Selma superintendent will be named Thursday night
Published 10:06 pm Friday, September 1, 2017
The Selma City School Board will decide next Thursday who to hire as the school system’s next superintendent.
The board completed the interview process Thursday night after interviewing five candidates for the position.
“We have five great candidates, and it is going to make our job very difficult,” said school board president Johnny Moss Friday. “I don’t think we can go wrong with choosing one of the finalists.”
Moss said the board was originally going to vote two weeks after the candidates were interviewed, but they decided to push that forward.

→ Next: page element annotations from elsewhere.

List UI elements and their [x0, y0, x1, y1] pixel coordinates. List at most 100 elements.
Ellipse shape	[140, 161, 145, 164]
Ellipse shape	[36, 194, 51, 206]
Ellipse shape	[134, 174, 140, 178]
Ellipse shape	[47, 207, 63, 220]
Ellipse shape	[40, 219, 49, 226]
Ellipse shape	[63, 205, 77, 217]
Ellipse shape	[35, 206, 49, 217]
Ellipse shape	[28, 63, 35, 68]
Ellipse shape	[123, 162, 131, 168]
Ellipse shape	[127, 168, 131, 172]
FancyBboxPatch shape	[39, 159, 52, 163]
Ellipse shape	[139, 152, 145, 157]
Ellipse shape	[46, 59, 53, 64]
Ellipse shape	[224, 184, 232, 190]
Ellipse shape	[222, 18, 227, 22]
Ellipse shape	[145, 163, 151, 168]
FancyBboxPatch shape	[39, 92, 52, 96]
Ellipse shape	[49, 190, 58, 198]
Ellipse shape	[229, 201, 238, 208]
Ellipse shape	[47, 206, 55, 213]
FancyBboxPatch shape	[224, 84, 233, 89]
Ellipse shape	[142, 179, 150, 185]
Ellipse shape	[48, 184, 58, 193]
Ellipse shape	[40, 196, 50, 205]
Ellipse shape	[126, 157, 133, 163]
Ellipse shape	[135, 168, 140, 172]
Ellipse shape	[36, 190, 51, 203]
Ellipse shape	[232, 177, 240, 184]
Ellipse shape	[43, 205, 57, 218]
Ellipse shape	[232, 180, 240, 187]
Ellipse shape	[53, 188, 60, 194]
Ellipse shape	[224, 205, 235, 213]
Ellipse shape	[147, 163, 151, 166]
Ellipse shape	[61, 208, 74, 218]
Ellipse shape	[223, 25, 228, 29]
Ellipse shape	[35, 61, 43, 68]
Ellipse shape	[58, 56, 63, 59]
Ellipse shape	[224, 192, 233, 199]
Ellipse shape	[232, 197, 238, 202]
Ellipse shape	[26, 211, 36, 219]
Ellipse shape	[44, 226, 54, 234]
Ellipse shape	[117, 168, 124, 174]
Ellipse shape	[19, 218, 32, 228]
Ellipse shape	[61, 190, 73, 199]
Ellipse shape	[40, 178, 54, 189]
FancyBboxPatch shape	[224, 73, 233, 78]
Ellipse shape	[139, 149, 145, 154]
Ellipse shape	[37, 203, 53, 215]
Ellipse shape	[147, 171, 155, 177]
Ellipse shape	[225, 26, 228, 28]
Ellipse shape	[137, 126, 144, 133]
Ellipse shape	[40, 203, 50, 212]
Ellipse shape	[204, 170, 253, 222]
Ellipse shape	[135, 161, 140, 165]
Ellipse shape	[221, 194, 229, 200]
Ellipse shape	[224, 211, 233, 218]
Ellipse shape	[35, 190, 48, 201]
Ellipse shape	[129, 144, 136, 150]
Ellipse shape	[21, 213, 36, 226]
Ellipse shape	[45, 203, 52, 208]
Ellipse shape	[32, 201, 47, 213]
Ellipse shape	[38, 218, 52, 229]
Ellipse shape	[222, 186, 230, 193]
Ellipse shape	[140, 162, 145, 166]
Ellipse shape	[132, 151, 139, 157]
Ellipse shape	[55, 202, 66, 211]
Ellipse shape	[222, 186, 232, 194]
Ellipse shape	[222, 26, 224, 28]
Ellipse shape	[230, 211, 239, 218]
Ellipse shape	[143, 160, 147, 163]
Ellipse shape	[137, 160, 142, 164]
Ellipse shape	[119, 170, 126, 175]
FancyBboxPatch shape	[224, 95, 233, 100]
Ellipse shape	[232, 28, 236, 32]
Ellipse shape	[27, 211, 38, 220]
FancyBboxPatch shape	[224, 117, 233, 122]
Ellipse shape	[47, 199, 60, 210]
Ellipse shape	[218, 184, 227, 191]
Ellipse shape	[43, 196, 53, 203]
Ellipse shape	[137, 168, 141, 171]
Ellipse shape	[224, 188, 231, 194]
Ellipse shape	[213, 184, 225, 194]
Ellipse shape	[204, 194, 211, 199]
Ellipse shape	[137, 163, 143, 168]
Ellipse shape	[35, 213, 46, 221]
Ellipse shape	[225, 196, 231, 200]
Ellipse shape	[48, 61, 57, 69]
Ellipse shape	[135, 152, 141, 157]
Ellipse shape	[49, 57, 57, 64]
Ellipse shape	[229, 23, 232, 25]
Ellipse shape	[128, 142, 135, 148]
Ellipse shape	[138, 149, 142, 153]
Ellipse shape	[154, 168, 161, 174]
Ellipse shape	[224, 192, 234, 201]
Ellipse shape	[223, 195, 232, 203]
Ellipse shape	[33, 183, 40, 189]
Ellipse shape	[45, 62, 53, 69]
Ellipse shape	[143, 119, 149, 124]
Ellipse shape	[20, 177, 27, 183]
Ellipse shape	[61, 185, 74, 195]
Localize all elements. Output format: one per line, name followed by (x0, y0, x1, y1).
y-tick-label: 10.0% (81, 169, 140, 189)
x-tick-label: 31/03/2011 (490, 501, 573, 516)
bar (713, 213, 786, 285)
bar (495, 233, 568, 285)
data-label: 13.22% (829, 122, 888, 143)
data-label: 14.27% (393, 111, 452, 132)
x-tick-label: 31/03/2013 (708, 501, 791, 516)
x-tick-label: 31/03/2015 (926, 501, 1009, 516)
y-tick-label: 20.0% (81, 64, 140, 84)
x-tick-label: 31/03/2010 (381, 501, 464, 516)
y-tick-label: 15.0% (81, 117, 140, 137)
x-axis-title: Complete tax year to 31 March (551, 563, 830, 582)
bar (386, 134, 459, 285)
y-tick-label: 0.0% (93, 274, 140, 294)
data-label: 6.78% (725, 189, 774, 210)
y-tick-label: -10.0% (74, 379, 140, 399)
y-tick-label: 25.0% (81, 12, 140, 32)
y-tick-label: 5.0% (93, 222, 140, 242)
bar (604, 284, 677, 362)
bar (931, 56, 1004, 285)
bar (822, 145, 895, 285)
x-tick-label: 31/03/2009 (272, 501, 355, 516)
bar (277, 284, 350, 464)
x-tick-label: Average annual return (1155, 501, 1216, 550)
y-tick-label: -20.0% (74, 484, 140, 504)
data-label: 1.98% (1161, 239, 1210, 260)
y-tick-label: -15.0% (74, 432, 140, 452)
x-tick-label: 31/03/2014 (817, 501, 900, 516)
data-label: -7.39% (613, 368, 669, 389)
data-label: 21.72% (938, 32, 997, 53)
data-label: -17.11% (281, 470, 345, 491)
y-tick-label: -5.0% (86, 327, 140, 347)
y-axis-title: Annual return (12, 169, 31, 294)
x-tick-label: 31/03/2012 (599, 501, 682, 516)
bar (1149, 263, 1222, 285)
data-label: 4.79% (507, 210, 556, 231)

“We’ve actually rescheduled a called board meeting for Thursday,” Moss said. “Initially, we were going to wait until the 12th, but we feel we needed to go ahead and vote on a candidate, so we’re going to have a called board meeting at 5 p.m. on Thursday, Sept. 7 at Selma High School.”
Moss said there are other superintendent searches going on in the area, so they wanted to go ahead and make a decision.
“There are other areas that have searches going on, and we know that there’s only a small pool of qualified applicants in the area, so we wanted to make sure we grab our person before they got away,” Moss said. “The sooner we can get this done, the sooner we can out this behind us and move forward.”
The board interviewed D. Ray Hill, Ed.D, Regina D. Thompson, Ed.D, Arthur L. Capers, Ed.S, Avis Williams, Ed.D and Robert A. Griffin, Ed.D.
“All of the candidates possessed either superintendent experience or assistant superintendent experience, and that’s a good thing because they can come in and kind of assess where we are and where we need to go,” Moss said. “All of them interviewed well. All of them bring different things to the table, but for the most part, all of them have experience.”
Capers is currently serving the school system as the interim superintendent.
He was given that role when former superintendent Angela Mangum resigned in May.
She resigned after the board placed her on leave for an alleged breach of her contract.
Williams previously interviewed for the superintendent job in 2015, but the board hired Mangum in the end.
Moss said the board is excited to be at the end of the process of finding a superintendent.
“We’re fortunate that the school year is just a month in. We’re anticipating Oct. 1 to have someone come in and hit the ground rolling,” Moss said. “I think that whoever we select knows they’ve got to hit the ground rolling and get in there.”
The meeting will be open to the public, and Moss encourages others to attend and find out in person who the board decides to hire.